Hace una semana morí. Me he
negado a aceptarlo. Me he aferrado a personas, objetos y
recuerdos para evitar el dolor de no existir. Pero esa huesuda que en sueños me lo
había advertido, finalmente me ganó la batalla.
Lo que más cuesta de morir es la
parálisis, darte cuenta que no puedes mover tu cuerpo que en minutos será el
festín de miles de bichos subterráneos que ni siquiera habías alcanzado a fabricar
en tus peores pesadillas.
El miedo que experimenté cuando
descendí a las profundidades y comenzaron a echarme tierra encima no se lo
deseo a ningún mortal, pero lo que más me aterrorizó fue ver que una horda
de insectos salvajes se acercaba con determinación a ese cuerpo al que estaba
tan apegada por todo el placer que me había permitido experimentar. Los
alaridos que se desprendieron de mis entrañas fueron inútiles, pero cuando
estaba al borde de la desesperación me sorprendió darme cuenta que ya no podía
sentirlos…
Experimenté alivio, por primera vez
comprendí que soy consciencia y que el cuerpo es el carro que Dios nos presta
para viajar por la dimensión física, para experimentar con los sentidos la
belleza de la existencia, la alegría de un abrazo, la sal del mar, el calor del
sol, la saliva del ser amado. Continué observando con serenidad cómo los
insectos se comían mi cuerpo, pero cuando recordaba que ya nunca más luciría
como antes el dolor se volvía a apoderar de mí. Luché contra esa emoción amiga
de la vanidad durante tres horas o tres noches o tres siglos, ya ni sé, porque ahí
comprobé que es real eso de que el tiempo no existe.

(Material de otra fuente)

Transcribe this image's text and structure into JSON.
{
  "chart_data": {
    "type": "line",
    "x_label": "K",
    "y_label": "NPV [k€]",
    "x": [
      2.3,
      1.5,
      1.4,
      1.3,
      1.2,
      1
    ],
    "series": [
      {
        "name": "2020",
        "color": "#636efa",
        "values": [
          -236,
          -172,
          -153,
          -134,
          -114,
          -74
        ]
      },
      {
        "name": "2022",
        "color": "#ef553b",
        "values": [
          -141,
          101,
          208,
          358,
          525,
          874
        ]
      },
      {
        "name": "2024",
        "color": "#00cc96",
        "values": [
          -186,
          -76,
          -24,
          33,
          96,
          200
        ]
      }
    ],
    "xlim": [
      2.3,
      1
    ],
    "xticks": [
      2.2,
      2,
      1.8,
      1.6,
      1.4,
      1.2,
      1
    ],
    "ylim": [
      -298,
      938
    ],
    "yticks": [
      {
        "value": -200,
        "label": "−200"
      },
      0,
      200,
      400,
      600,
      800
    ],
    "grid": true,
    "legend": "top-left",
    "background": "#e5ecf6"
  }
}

Cuando pude entregarme a la muerte
bailamos el más dulce bolero, volví al útero de la madre tierra, observé con
alegría que mis desechos -que ya no eran míos- alimentaban a preciosos animales
que equilibran la vida en el planeta azul y mezclada con ellos me convertí en
el compost más fértil que jamás haya podido preparar para mis plantas.
En todo ese proceso, sentí la lluvia,
bendije el agua y el viento en un soplo trajo una pequeña semilla. Me abrí con
todo el amor nunca antes experimentado y permití que se fecundara dentro de mí…
El universo me tendió una maravillosa
trampa para que yo volviera a florecer… Comprendí eso que las sabias ya me
habían enseñado sobre los ciclos de la mujer, de la luna, de la vida. ¡Conocí
la alegría de renacer una y otra vez!